Yusimi Rodriguez

Afro-Colombians demanding to participate in the peace process. Photo: elespectador.com
Afro-Colombians demanding to participate in the peace process. Photo: elespectador.com

HAVANA TIMES — Strolling around Cartagena, surrounded by tourists, both national and abroad, seaside hotels, rows of restaurants and coffee shops, enormous malls, fruit and craft stands – in short, by prosperity–, it’s easy to forget this city is located in Colombia, a country with a legacy of decades of violence, drug trafficking and armed conflict.

Cuba, which once sought to export revolution throughout the continent, is now the stage of peace negotiations between the Colombian government and the Colombian Revolutionary Armed Forces (FARC). The parties are trying to establish the terms of a truce and the country’s future. In recent history (from 1982 to 2002), Colombia has seen 11 peace processes under five different presidents. In all these processes, part of the population, an important percentage of those displaced by violence, has always been excluded: African-Colombians.

To travel to Cartagena is an opportunity to get to know a beautiful city and to be dazzled by the sort of material abundance we are not used to seeing in Cuba.
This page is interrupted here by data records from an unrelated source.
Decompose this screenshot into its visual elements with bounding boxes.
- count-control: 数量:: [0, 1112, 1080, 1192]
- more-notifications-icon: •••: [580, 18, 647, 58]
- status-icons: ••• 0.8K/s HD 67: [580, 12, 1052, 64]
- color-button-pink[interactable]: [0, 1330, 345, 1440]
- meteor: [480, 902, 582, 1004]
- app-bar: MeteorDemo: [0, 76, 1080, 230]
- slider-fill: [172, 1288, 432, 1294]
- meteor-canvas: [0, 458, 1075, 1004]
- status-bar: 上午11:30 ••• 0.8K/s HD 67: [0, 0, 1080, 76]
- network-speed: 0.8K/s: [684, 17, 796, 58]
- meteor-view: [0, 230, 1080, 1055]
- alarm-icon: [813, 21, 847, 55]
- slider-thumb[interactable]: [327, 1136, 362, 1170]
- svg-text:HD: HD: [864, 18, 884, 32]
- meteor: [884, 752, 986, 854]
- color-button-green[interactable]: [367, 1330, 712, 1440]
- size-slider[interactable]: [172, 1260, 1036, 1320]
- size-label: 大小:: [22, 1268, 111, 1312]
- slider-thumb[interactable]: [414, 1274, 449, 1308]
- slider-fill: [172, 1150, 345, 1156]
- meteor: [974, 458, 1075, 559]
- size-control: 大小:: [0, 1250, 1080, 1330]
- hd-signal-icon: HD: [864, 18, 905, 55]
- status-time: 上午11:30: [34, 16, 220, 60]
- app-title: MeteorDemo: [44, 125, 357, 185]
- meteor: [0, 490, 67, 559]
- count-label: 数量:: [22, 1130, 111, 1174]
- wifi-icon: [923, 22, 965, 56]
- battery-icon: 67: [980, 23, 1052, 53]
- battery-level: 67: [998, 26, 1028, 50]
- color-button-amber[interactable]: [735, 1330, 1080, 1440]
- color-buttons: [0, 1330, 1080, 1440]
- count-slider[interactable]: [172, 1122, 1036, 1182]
It is also an opportunity to speak with leaders of African-Colombian communities and to hear of the suffering and struggles of these communities directly from them.

Slavery was abolished in Colombia in 1851, after centuries in which many of our ancestors, brought over from Africa, were cruelly exploited. Those who received financial compensation later, however, were not the victims of slavery but the slave traders who had been stripped of their “possessions.” For the descendants of Africans living in Colombia, the end of slavery merely marked the beginning of a new era of poverty and marginalization. Today, they continue to be the poorest sector of Colombian society and to be excluded from the political sphere as well. At the assembly where the country’s constitution was drafted in 1991, African-Colombians didn’t have a single representative. In the twenty-five years since, they have been under-represented or not represented at all in government.

Two years ago in Havana, I met a young Colombian who had indigenous, African and European blood and who was very proud of this “mixture.” When I asked him what he thought about his country’s conflicts, who he considered the “bad guys” to be, he replied: “There are no good guys there, both the government and the FARC have caused civilian casualties.” More than six million Colombians have been displaced as a result of armed conflict. Three out of every ten displaced persons are the descendants of Africans. There are 4.3 million African-Colombians in Colombia.

Historically, these communities have suffered as a result of the economic and geopolitical interests in the regions they have inhabited for ages. No Colombian government has ever guaranteed respect for their rights. Currently, many of these communities report illegal mining activities being carried out in their lands. Using the pretext of the fight against guerrillas, paramilitary units have forcefully displaced the members of these communities. Even today, the lives of community leaders are in danger.

Many African-Colombian organizations have emerged over the course of decades to defend the rights of these communities: the Solidaridad Choco Inter-Ethnic Forum (FISCH), the Association of Displaced African-Colombians (AFRODES), the Black Communities Process (PCN), the National African-Colombian Authority (ANAFRO), the National African-Colombian Council (CLAF), African-Colombian Women (CAMBIRI) and others.

In recent years, these organizations have managed to put together a National African-Colombian Peace Council (CONPA), a coordinating entity for African-Colombian issues that seeks to contribute, from an African-Colombian perspective, to the peace talks, secure a stable and lasting peace and impel the social and institutional processes of the post-conflict stage.

In 2014 and 2015, CONPA carried out important activities at the national and international levels, chiefly in Colombia and the United States. The international support secured has helped persuade Colombian authorities to offer more positive replies to CONPA’s peace proposals, though the organization has not been included in the preliminary peace accord processes.

CONPA has seen the support of USAID, the Race and Equality Institute, the Coalition of Black Trade Unionists (CBTU), the Congressional Black Caucus, congressmen Hank Johnson and Keith Ellison, the Congressional Hispanic Caucus, members of US civil society organizations and US and other citizens.

It’s interesting that the government of Cuba, the stage of the negotiations, a country that, for years, has claimed to lead a struggle against all forms of racism and even sent soldiers to fight against Apartheid in Africa, hasn’t joined in on the demands to have African-Colombians take part in the peace negotiations.

On February 29, at the end of Cuba’s nightly Round Table TV program, the panelists rightly criticized the fact that, in looking for a solution to the conflict in Afghanistan, the US government wasn’t taking the Afghan people – the real victim of the war – into account. Though it is always easier to criticize the US government, we should not forget Colombia is far closer to Cuba than Afghanistan, and that the peace negotiations are being held in Havana. Let us hope our government decides, sooner rather than later, to support the international call to include African-Colombians in the negotiations that will also decide their future.